O mundo antigo tinha muito de bom; sabendo-se ser agradável arranjava-se lá um cantinho. A morte é indispensável para as pessoas herdarem, e para nos dias de luto se desanojarem os ricos. Foge do pecado. Sê religioso e temente a Deus. Nunca digas mal de ninguém. E habitua-te filho, habitua-te que é o grande segredo da vida. Habitua-te a cumprir os teus deveres para com a sociedade. O dever acima de tudo, o dever de te subordinares para que não te queiram mal. Não te esqueças também dos pequenos deveres de cortesia. Não te esqueças que no dia 21 de Julho faz anos o teu padrinho, nem de deixares cartões de visita às pessoas respeitáveis. Há-as que fingem que não reparam nessas coisas. São as piores, são as que reparam mais. Respeita. Respeita a lei, os superiores, a Igreja, os ricos. Num caso grave da tua vida chega-te ao pé do conselheiro Pimenta e diz-lhe com humildade: - Eu sou filho da Restituta que era prima de V. Exª - E mais nada. Não sejas causa de desordem nem de escândalo. Fala baixinho, e mente, filho, mentir não custa nada. Nunca digas a verdade porque pode vir a saber-se. Deus nos livre da verdade. Mente para seres agradável aos outros e a ti mesmo. E sobretudo, repito-te, diz sempre que sim. Não custa nada dizer que sim. Tua mãe, Restituta da Piedade Sardinha."

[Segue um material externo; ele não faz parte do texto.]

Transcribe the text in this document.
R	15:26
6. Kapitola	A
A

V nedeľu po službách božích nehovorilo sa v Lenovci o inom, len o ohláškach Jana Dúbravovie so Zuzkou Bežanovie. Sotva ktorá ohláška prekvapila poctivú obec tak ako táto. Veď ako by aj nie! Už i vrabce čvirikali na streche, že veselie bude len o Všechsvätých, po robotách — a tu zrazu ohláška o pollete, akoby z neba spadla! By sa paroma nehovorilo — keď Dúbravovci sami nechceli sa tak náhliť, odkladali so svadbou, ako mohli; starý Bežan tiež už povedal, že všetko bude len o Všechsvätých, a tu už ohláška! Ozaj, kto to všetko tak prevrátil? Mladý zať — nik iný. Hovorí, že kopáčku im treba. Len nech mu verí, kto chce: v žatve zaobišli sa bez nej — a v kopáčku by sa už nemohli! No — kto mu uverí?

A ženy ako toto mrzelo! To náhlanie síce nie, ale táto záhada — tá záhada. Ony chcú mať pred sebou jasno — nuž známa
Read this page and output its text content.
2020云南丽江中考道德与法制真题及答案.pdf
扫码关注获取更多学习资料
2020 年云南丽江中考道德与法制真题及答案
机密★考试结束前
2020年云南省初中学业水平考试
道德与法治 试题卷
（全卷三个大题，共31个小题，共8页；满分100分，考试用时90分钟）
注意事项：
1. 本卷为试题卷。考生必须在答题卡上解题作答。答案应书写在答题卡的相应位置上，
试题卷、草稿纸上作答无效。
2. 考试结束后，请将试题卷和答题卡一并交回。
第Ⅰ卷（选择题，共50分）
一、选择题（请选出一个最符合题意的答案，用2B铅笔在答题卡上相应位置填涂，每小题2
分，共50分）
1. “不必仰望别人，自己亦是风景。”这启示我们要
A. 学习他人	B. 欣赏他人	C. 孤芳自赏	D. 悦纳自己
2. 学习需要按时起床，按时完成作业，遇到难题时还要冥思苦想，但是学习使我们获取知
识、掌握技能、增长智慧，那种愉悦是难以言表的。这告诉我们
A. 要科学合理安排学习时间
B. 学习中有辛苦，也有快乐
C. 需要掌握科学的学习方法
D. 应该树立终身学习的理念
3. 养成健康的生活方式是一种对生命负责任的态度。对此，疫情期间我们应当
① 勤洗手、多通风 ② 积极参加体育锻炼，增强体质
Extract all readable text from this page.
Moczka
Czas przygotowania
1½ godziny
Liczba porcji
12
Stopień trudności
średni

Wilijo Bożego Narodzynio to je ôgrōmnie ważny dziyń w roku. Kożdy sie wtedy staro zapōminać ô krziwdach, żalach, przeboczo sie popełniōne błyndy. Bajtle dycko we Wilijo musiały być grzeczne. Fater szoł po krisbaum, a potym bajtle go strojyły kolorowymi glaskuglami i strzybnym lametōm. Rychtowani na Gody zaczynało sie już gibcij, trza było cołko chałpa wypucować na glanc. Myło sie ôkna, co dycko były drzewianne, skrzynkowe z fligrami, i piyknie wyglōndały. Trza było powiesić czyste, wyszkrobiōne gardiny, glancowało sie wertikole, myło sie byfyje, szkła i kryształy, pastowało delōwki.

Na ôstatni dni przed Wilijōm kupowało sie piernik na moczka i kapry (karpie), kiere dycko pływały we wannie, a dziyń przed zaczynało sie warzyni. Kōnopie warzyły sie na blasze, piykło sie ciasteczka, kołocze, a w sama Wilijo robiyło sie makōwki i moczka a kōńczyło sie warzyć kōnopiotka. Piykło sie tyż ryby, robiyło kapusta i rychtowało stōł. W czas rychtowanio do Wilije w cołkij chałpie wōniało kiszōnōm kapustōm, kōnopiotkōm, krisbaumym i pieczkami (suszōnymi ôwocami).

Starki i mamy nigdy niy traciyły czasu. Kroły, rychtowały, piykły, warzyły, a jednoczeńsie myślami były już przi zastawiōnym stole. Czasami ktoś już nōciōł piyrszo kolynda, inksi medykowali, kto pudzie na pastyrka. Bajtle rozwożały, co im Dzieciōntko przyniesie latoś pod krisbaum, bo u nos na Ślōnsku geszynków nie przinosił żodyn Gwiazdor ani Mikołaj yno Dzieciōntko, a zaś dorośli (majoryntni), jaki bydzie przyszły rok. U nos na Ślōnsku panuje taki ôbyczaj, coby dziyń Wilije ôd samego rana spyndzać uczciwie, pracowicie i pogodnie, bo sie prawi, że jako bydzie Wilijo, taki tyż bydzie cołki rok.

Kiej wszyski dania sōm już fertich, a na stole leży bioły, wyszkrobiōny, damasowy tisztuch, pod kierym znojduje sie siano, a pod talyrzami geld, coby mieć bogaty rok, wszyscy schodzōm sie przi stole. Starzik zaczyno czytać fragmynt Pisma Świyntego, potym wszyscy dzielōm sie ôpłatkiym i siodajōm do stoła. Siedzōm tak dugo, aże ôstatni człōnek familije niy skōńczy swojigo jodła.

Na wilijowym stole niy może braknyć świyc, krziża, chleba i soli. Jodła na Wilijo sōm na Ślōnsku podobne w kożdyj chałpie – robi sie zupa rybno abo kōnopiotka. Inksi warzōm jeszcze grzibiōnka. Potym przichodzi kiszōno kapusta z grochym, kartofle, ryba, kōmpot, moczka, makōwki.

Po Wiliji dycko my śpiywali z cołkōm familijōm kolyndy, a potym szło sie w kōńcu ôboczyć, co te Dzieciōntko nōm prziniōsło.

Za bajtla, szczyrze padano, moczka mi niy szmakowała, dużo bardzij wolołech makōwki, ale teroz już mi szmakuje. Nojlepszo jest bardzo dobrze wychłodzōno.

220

Baloiça ao vento, a uma réstea de luar, pendurado numa corda, o cadáver de D. Restituta, que parece dizer pela última vez que sim - para que o filho possa casar com a filha do conselheiro Barata. Baloiça ao vento num sexto andar - esquerdo. Morre ignorada e desconhecida quem toda a vida viveu de côdeas, para lhe assegurar o futuro e a assinatura com brasão e elmo, Monfalcão dos Monfalcões (Sardinha). Da mão crispada ninguém lhe arranca a fotografia de quando ele era pequeno, com o fardamento da Escola Académica, como um guarda-portão em miniatura. A sombrinha lá está aberta ao lado da cama, por causa da humidade, e pela janela, aberta sobre o luar, vêem-se os montes onde o Santo colérico não cessa de latir injúrias sobre a vila agachada de terror.» (pp. 128, 129, 130, 131)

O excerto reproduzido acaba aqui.